Yesterday was my favorite holiday, St. Patrick’s Day. Before my dad’s stroke we always took part in local the parade and festivities. Since then our celebrations are usually closer to home or more low-key. This year was no exception. I did start my St. Patrick’s Day with one of my favorite traditions, Irish coffee.
The first Irish coffee I had was a traditional Irish coffee, not the version made with cream liqueur and topping. For me that is the only way to drink Irish coffee.
Not only was that the first way I tried it, but it is also the way I had it in Ireland. I had to try it once or twice, just to be sure. Assuredly, I like the traditional Irish coffee.
I only drank two Irish coffees yesterday and sadly one was not the kind I like the most. So I had to switch to Guinness. As the traditional Irish tune Whiskey in the Jar asserts, “I take delight in the juice of the barley”.
Sticking with tradition I also made Shepherd’s Pie and Colcannon. I did not make soda bread this year. Ever since eating Irish brown bread in Ireland The Hubs is not a huge fan of my Irish bread making. He is still a fan of my Shepherd’s Pie.
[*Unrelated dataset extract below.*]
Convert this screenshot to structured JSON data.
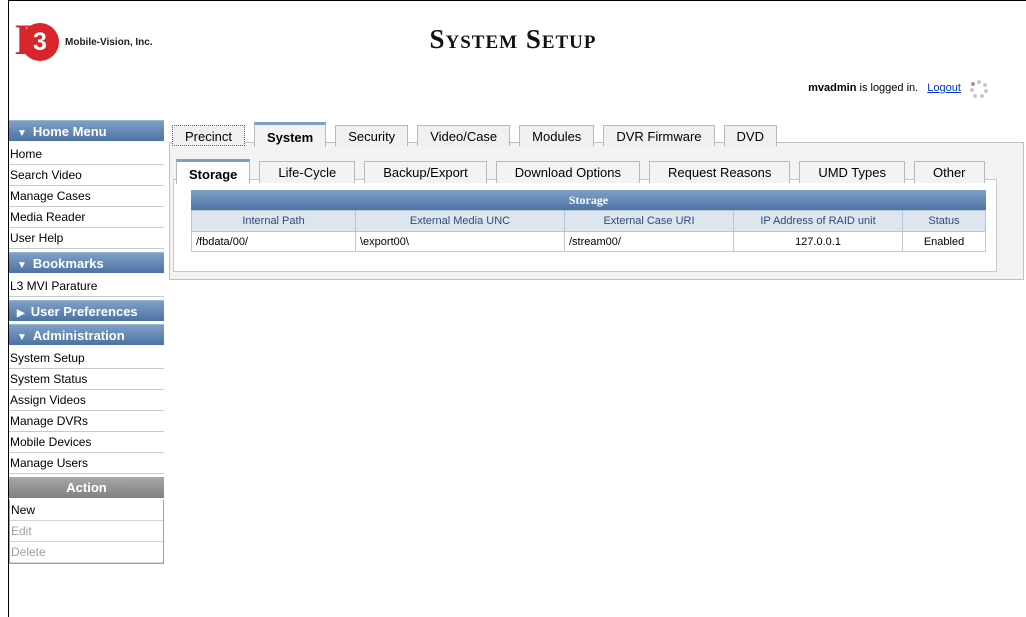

While I do not typically eat red meat I love the thick layer of mashed potatoes topping Shepherd’s Pie. I also like Colcannon quite a bit. Potatoes, cabbage, cream, and butter; really what’s not to love? Mine was a bit runny this year. We still ate it, though. Did I mention potatoes, cabbage, cream, and butter?
All in all, it was a wonderful day. I spent time with the people I love, listened to some Irish music, and ate well.
Irish Coffee Recipe
- 1 ounce Irish Whiskey
- 3-4 ounces brewed espresso + 1-2 ounces hot water
- 1 teaspoon brown sugar
- 1 tablespoon fresh cream hand whipped
- Warm the glass by pouring in hot water. Allow to sit. Dump the hot water just before making the drink.
- Pour whiskey into warmed glass.
- Add the sugar to the whiskey and stir to dissolve.
- Add the coffee to the glass, leaving room for cream.
- Top with fresh hand-whipped cream, pouring it over gently over the back of a warmed spoon. This allows the cream to float on the top of the coffee.